The armored train Štefánik was a military train used during World War II (during the Slovak National Uprising) in Slovakia.

The building of the armored train started on September 4, 1944. It was finished on September 18, 1944, by a railway manufacturer in Zvolen, Slovakia.

It was equipped with:
- a 75mm Czechoslovak mountain cannon vz. 15 in one cannon carriage
- 2 37mm cannons in two tank carriages (LT vz. 35)
- 10 7.92mm machine guns

The commander of the train was Captain F. Adam, and his assistant was Lieutenant A. Tököly. The crew consisted of 70 men. Its first action was on September 27, 1944, at the Hronská Dúbrava – Kremnica line. Near Stará Kremnička, it was fighting against a German army advancing to Zvolen. While the train was moving to Hronská Dúbrava, the German Luftwaffe destroyed its locomotive. After repair, it successfully fought at Žiar nad Hronom, Jalná, and Hronská Dúbrava.
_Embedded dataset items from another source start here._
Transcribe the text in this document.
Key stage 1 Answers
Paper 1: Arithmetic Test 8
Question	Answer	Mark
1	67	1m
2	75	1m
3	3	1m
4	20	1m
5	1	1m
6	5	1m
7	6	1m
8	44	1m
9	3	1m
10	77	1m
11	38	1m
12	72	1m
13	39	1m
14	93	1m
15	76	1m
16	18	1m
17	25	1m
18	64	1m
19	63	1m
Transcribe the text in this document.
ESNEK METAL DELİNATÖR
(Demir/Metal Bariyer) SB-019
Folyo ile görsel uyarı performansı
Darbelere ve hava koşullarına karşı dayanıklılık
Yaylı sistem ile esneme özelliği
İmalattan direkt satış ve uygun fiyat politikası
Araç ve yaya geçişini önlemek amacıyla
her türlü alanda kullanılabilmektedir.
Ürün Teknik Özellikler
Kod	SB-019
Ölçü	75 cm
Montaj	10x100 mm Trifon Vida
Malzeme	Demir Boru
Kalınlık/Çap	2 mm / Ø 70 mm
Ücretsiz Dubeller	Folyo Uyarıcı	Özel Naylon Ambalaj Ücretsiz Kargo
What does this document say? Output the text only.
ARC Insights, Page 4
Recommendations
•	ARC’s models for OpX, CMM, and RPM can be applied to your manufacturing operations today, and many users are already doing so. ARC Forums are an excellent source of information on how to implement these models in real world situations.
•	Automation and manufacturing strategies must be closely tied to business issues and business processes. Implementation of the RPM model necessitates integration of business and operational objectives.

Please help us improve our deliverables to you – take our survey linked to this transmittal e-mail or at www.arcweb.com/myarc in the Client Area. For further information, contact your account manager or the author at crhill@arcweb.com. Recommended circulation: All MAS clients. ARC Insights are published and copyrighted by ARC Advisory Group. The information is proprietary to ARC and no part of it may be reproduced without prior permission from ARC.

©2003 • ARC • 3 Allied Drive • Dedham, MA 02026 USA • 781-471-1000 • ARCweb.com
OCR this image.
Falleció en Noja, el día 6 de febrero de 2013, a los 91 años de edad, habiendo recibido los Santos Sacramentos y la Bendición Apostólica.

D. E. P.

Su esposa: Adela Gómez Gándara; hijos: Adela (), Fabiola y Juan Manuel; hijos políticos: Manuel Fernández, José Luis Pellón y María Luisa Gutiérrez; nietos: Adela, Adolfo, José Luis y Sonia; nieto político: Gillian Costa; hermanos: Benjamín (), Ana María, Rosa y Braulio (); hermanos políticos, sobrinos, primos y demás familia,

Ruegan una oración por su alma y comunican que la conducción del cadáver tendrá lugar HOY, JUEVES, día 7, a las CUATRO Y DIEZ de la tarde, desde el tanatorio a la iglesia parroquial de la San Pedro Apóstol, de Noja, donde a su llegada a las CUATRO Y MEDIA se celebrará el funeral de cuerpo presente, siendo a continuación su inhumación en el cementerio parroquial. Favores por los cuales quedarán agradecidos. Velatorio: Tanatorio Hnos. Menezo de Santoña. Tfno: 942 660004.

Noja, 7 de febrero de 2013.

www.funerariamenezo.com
On October 18, 1944, the train moved from Hronská Dúbrava to Krupina, where it fought against SS Schill. Two days later, it traveled to Dobrá Niva, where it was attacked several times by the German Luftwaffe. After a German attack on October 25, 1944, it left Zvolen as the last train, traveled to Banská Bystrica, and then moved to Ulmanka, where it was blocked by a retired train. After discarding all weapons, the crew continued fighting as a partisan battalion.

The tank cars were built not only from tank turrets, but whole tanks. A LT vz. 35 tank was placed on a flatbed car, after which armor was added around it.

Preserved wagons from the train are displayed in an outdoor exhibit at the Museum of Slovak National Uprising in Banská Bystrica.